Why are physicians once again asking Congress for further delay of the ICD-10 compliance date? It’s a simple reason, says Jeff Terry, MD, an urologist in Mobile, Ala. “CMS won’t talk to doctors, so that’s why we have to go to Congress.”

During the December 2014 lame-duck session of Congress, physician organizations including state and regional AMA delegations are pressing members of the House and Senate to approve a delay of ICD-10 until October 2017. And if that doesn’t work, they’ll keep trying in early 2015 to attach an amendment to legislation moving through Congress.

Terry, chair of the Alabama delegation of the American Medical Association, has been active in pushing for the delay, including traveling to Capitol Hill. His message: “Yes, we need a new coding set, but not at this time.”

While members of the HIT Now Coalition also have been knocking on legislators’ doors with a message that further delay would cause disruption for coalition members, Terry’s response is harsh. “They don’t even know what it will do to physicians. They need to talk to rural docs not taking a paycheck anymore so staff can be paid.” And ICD-10 will only make the financial crunch worse because the industry will not be ready come October 2015, he contends.

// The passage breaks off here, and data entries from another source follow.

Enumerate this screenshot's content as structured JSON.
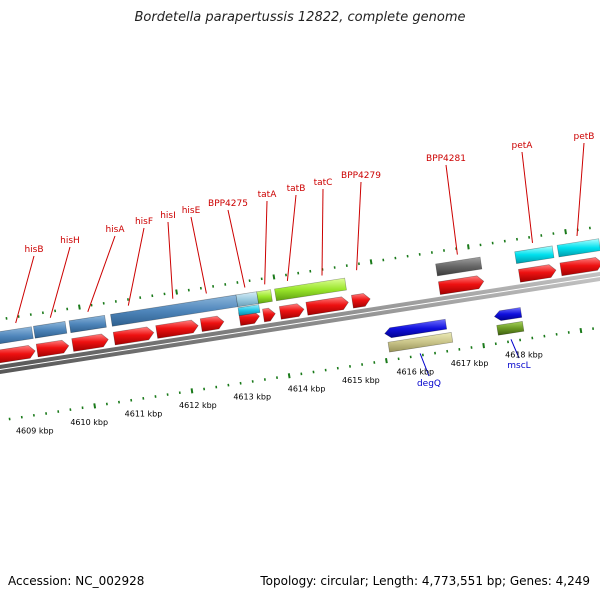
{
  "title": "Bordetella parapertussis 12822, complete genome",
  "footer": {
    "accession": "Accession: NC_002928",
    "stats": "Topology: circular; Length: 4,773,551 bp; Genes: 4,249"
  },
  "colors": {
    "cds": "#ee1111",
    "backbone": "#8a8a8a",
    "label_upper": "#cc0000",
    "label_lower": "#0000cc",
    "tick": "#1a7a1a"
  },
  "ticks": [
    {
      "label": "4609 kbp"
    },
    {
      "label": "4610 kbp"
    },
    {
      "label": "4611 kbp"
    },
    {
      "label": "4612 kbp"
    },
    {
      "label": "4613 kbp"
    },
    {
      "label": "4614 kbp"
    },
    {
      "label": "4615 kbp"
    },
    {
      "label": "4616 kbp"
    },
    {
      "label": "4617 kbp"
    },
    {
      "label": "4618 kbp"
    }
  ],
  "genes_forward": [
    {
      "label": "hisB"
    },
    {
      "label": "hisH"
    },
    {
      "label": "hisA"
    },
    {
      "label": "hisF"
    },
    {
      "label": "hisI"
    },
    {
      "label": "hisE"
    },
    {
      "label": "BPP4275"
    },
    {
      "label": "tatA"
    },
    {
      "label": "tatB"
    },
    {
      "label": "tatC"
    },
    {
      "label": "BPP4279"
    },
    {
      "label": "BPP4281"
    },
    {
      "label": "petA"
    },
    {
      "label": "petB"
    }
  ],
  "genes_reverse": [
    {
      "label": "degQ"
    },
    {
      "label": "mscL"
    }
  ]
}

In the mind of many physicians, CMS is worried about how further delay would affect coders, Terry says. “Well, give me a break. This isn’t about coders; it’s about doctors and their patients.”

Physicians also worry that ICD-10 is all about getting more money back from physicians, he notes. They fear that CMS and other insurers will save money by auditing practices making ICD-10 mistakes. “If I don’t get it right, someone is going to come six months later and say, ‘This isn’t right,’ and take money from me.”

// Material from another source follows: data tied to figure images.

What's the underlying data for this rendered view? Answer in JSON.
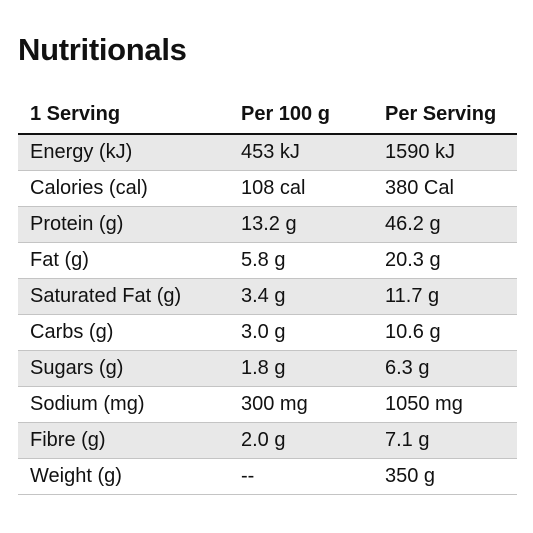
{
  "title": "Nutritionals",
  "columns": [
    "1 Serving",
    "Per 100 g",
    "Per Serving"
  ],
  "rows": [
    [
      "Energy (kJ)",
      "453 kJ",
      "1590 kJ"
    ],
    [
      "Calories (cal)",
      "108 cal",
      "380 Cal"
    ],
    [
      "Protein (g)",
      "13.2 g",
      "46.2 g"
    ],
    [
      "Fat (g)",
      "5.8 g",
      "20.3 g"
    ],
    [
      "Saturated Fat (g)",
      "3.4 g",
      "11.7 g"
    ],
    [
      "Carbs (g)",
      "3.0 g",
      "10.6 g"
    ],
    [
      "Sugars (g)",
      "1.8 g",
      "6.3 g"
    ],
    [
      "Sodium (mg)",
      "300 mg",
      "1050 mg"
    ],
    [
      "Fibre (g)",
      "2.0 g",
      "7.1 g"
    ],
    [
      "Weight (g)",
      "--",
      "350 g"
    ]
  ],
  "colors": {
    "text": "#111111",
    "shaded_row": "#e8e8e8",
    "divider": "#c4c4c4"
  }
}
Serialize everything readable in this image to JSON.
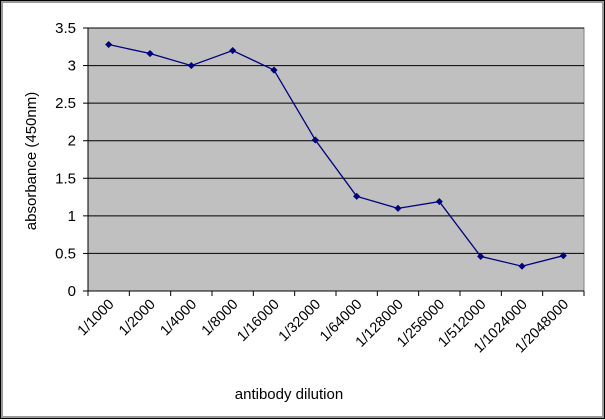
{
  "chart_data": {
    "type": "line",
    "title": "",
    "xlabel": "antibody dilution",
    "ylabel": "absorbance (450nm)",
    "ylim": [
      0,
      3.5
    ],
    "yticks": [
      "0",
      "0.5",
      "1",
      "1.5",
      "2",
      "2.5",
      "3",
      "3.5"
    ],
    "grid": true,
    "legend": "none",
    "categories": [
      "1/1000",
      "1/2000",
      "1/4000",
      "1/8000",
      "1/16000",
      "1/32000",
      "1/64000",
      "1/128000",
      "1/256000",
      "1/512000",
      "1/1024000",
      "1/2048000"
    ],
    "series": [
      {
        "values": [
          3.28,
          3.16,
          3.0,
          3.2,
          2.94,
          2.01,
          1.26,
          1.1,
          1.19,
          0.46,
          0.33,
          0.47
        ],
        "color": "#000080"
      }
    ],
    "plot_background": "#c0c0c0"
  }
}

A scenario of physicians retiring to avoid ICD-10 related disruption is becoming real, Terry warns. “This is not hysteria, in my community people already are retiring. So, we no longer have a very good vascular surgeon in our town.”

Going live nationwide on ICD-10 in one day just doesn’t make sense, Terry says, and CMS knows this because it is suggesting that physicians need three-to-six months of operational costs set aside to aid in paying bills and payroll after the switchover.

Again, it isn’t that physician are just against ICD-10, they want concerns addressed and a smoother rollout, according to Terry. “It would be nice to have a new coding system; we just need to do it the right way.”